The Syrians who resisted this creeping and relentless development of Russian supply routes to frontline forces, gradually edging forward to dominate virtually all Syria, would be systematically eliminated as would their bases. Syria's second city, Aleppo, was razed on his watch pursuant to this model. That was the grim and determined calculus by which General Dvornikov undertook his Syrian mandate.
He won the war for Russia, laying waste to Syria as he did so because he considered that the mandates of total war required this. For his achievements he was awarded Russia's highest honours by the President of the Russian Federation, while the Americans nicknamed him the Butcher of Syria.
He thereafter retired; but in April 2022 Mr Putin, realising that his military commanders in Ukrainian theatre were incompetent and failing him, telephoned General Dvornikov and asked him to return to service, in the national interest.
Mr Putin, who privately admires men of powerful integrity with the greatest of respect, did not bribe or threaten General Dvornikov. He told him seriously that the performance of the Russian commanders in Ukrainian theatre was placing the Russian national interest in jeopardy; and the Motherland needed General Dvornikov to undertake one last military campaign. General Dvornikov, a man of principle and duty, could not refuse this personal request of the President of the Russian Federation, a man for whom he has mutual admiration if not personal warmth. So he agreed, and he will use all his skills to reorientate the prior failures of the Russian Armed Forces in Ukraine into a strategy of gradual, relentless domination of Ukrainian territory.

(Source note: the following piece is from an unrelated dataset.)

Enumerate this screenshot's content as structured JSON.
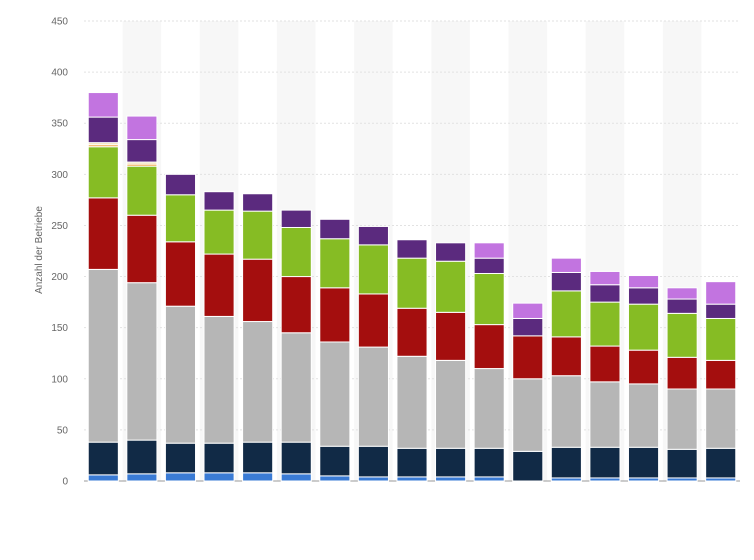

His strategy, of slow but steady sequential strangulation of itinerant Ukrainian cities until the Ukrainian Armed Forces members in each either surrender or die as the result of siege, suits the strengths and the weaknesses of the Russian Armed Forces (slow, lackadaisical, inefficient but with limitless back up capacity) impeccably. General Dvornikov knows the army he commands intimately, and he uses those forces to devastating effect notwithstanding their structural frailties.

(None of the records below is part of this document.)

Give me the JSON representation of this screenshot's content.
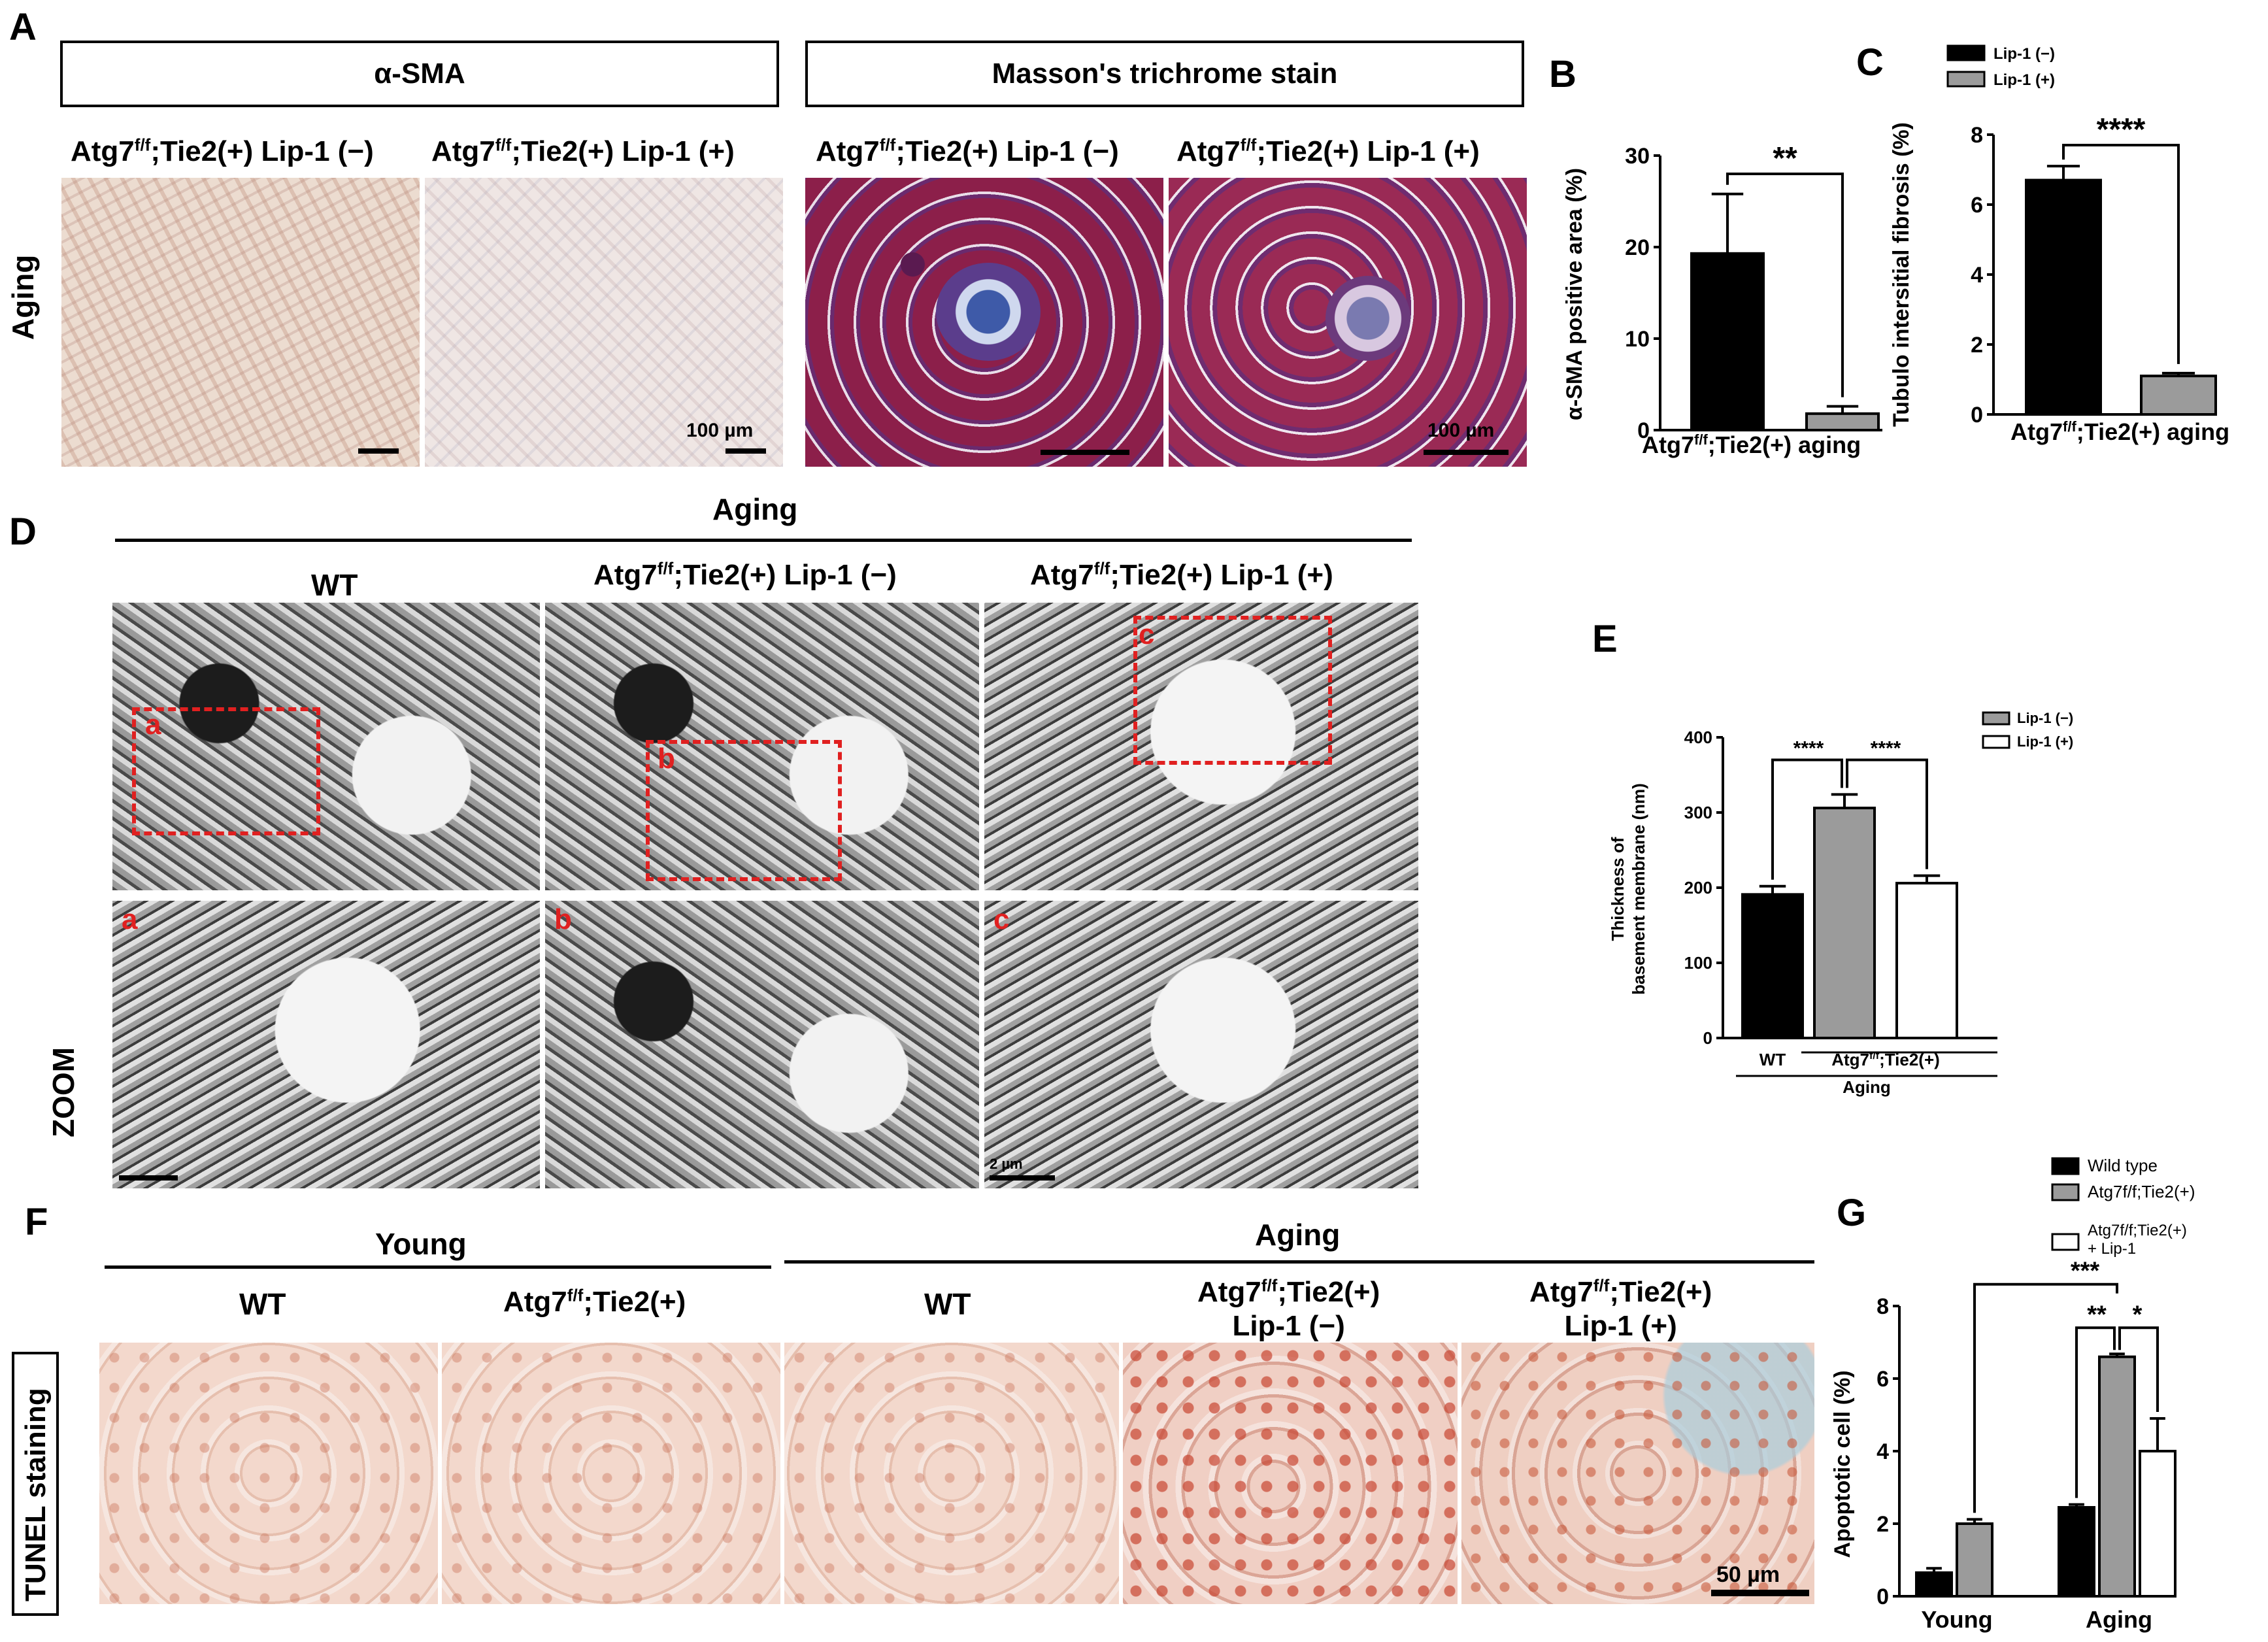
{
  "panel_labels": {
    "A": "A",
    "B": "B",
    "C": "C",
    "D": "D",
    "E": "E",
    "F": "F",
    "G": "G"
  },
  "panel_a": {
    "box_left": "α-SMA",
    "box_right": "Masson's trichrome stain",
    "row_label": "Aging",
    "col_labels": [
      "Atg7f/f;Tie2(+) Lip-1 (−)",
      "Atg7f/f;Tie2(+) Lip-1 (+)",
      "Atg7f/f;Tie2(+) Lip-1 (−)",
      "Atg7f/f;Tie2(+) Lip-1 (+)"
    ],
    "scale_label_1": "100 µm",
    "scale_label_2": "100 µm"
  },
  "panel_d": {
    "header": "Aging",
    "col_labels": [
      "WT",
      "Atg7f/f;Tie2(+) Lip-1 (−)",
      "Atg7f/f;Tie2(+) Lip-1 (+)"
    ],
    "row_label": "ZOOM",
    "insets": [
      "a",
      "b",
      "c"
    ],
    "micro_scale": "2 µm"
  },
  "panel_f": {
    "header_left": "Young",
    "header_right": "Aging",
    "col_labels": [
      "WT",
      "Atg7f/f;Tie2(+)",
      "WT",
      "Atg7f/f;Tie2(+)\nLip-1 (−)",
      "Atg7f/f;Tie2(+)\nLip-1 (+)"
    ],
    "row_label": "TUNEL staining",
    "scale_label": "50 µm"
  },
  "colors": {
    "black": "#000000",
    "gray": "#9b9b9b",
    "white": "#ffffff",
    "red": "#e02020"
  },
  "chart_data": [
    {
      "id": "B",
      "type": "bar",
      "ylabel": "α-SMA positive area (%)",
      "xlabel": "Atg7f/f;Tie2(+) aging",
      "categories": [
        "Lip-1 (−)",
        "Lip-1 (+)"
      ],
      "values": [
        19.3,
        1.8
      ],
      "errors": [
        6.5,
        0.8
      ],
      "colors": [
        "#000000",
        "#9b9b9b"
      ],
      "ylim": [
        0,
        30
      ],
      "yticks": [
        0,
        10,
        20,
        30
      ],
      "significance": "**"
    },
    {
      "id": "C",
      "type": "bar",
      "ylabel": "Tubulo intersitial fibrosis (%)",
      "xlabel": "Atg7f/f;Tie2(+) aging",
      "categories": [
        "Lip-1 (−)",
        "Lip-1 (+)"
      ],
      "values": [
        6.7,
        1.1
      ],
      "errors": [
        0.4,
        0.08
      ],
      "colors": [
        "#000000",
        "#9b9b9b"
      ],
      "ylim": [
        0,
        8
      ],
      "yticks": [
        0,
        2,
        4,
        6,
        8
      ],
      "legend": [
        "Lip-1 (−)",
        "Lip-1 (+)"
      ],
      "significance": "****"
    },
    {
      "id": "E",
      "type": "bar",
      "ylabel": "Thickness of basement membrane (nm)",
      "categories": [
        "WT",
        "Lip-1 (−)",
        "Lip-1 (+)"
      ],
      "group_labels": [
        "WT",
        "Atg7f/f;Tie2(+)"
      ],
      "group_caption": "Aging",
      "values": [
        191,
        306,
        206
      ],
      "errors": [
        11,
        18,
        10
      ],
      "colors": [
        "#000000",
        "#9b9b9b",
        "#ffffff"
      ],
      "ylim": [
        0,
        400
      ],
      "yticks": [
        0,
        100,
        200,
        300,
        400
      ],
      "legend": [
        "Lip-1 (−)",
        "Lip-1 (+)"
      ],
      "significance": [
        "****",
        "****"
      ]
    },
    {
      "id": "G",
      "type": "bar",
      "ylabel": "Apoptotic cell (%)",
      "categories": [
        "Young",
        "Aging"
      ],
      "series": [
        {
          "name": "Wild type",
          "values": [
            0.65,
            2.45
          ],
          "errors": [
            0.12,
            0.08
          ]
        },
        {
          "name": "Atg7f/f;Tie2(+)",
          "values": [
            2.0,
            6.6
          ],
          "errors": [
            0.12,
            0.08
          ]
        },
        {
          "name": "Atg7f/f;Tie2(+) + Lip-1",
          "values": [
            null,
            4.0
          ],
          "errors": [
            null,
            0.9
          ]
        }
      ],
      "colors": [
        "#000000",
        "#9b9b9b",
        "#ffffff"
      ],
      "ylim": [
        0,
        8
      ],
      "yticks": [
        0,
        2,
        4,
        6,
        8
      ],
      "significance": [
        "***",
        "**",
        "*"
      ]
    }
  ]
}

General Dvornikov is Old School. And the Ukrainians are realising that his old-fashioned stepwise methods and determined straightforward ruthlessness, skills essential to win any war, are overwhelming. That is why they are panicking.
General Dvornikov may in due course earn the western moniker Butcher of Ukraine; but he cares not. His sole duty is to his Motherland, for which he will surely earn yet another prestigious award from the Russian President via which to enjoy the quiet pride of his second retirement.
General Dvornikov is a force to be reckoned with. He is a very dangerous man indeed. Although we may find his mentality in his approaches to war distasteful, we must begrudgingly accept that they are coldly logical. He represents the most ruthless and capable qualities in the Russian Armed Forces. We would be fools not to respect him.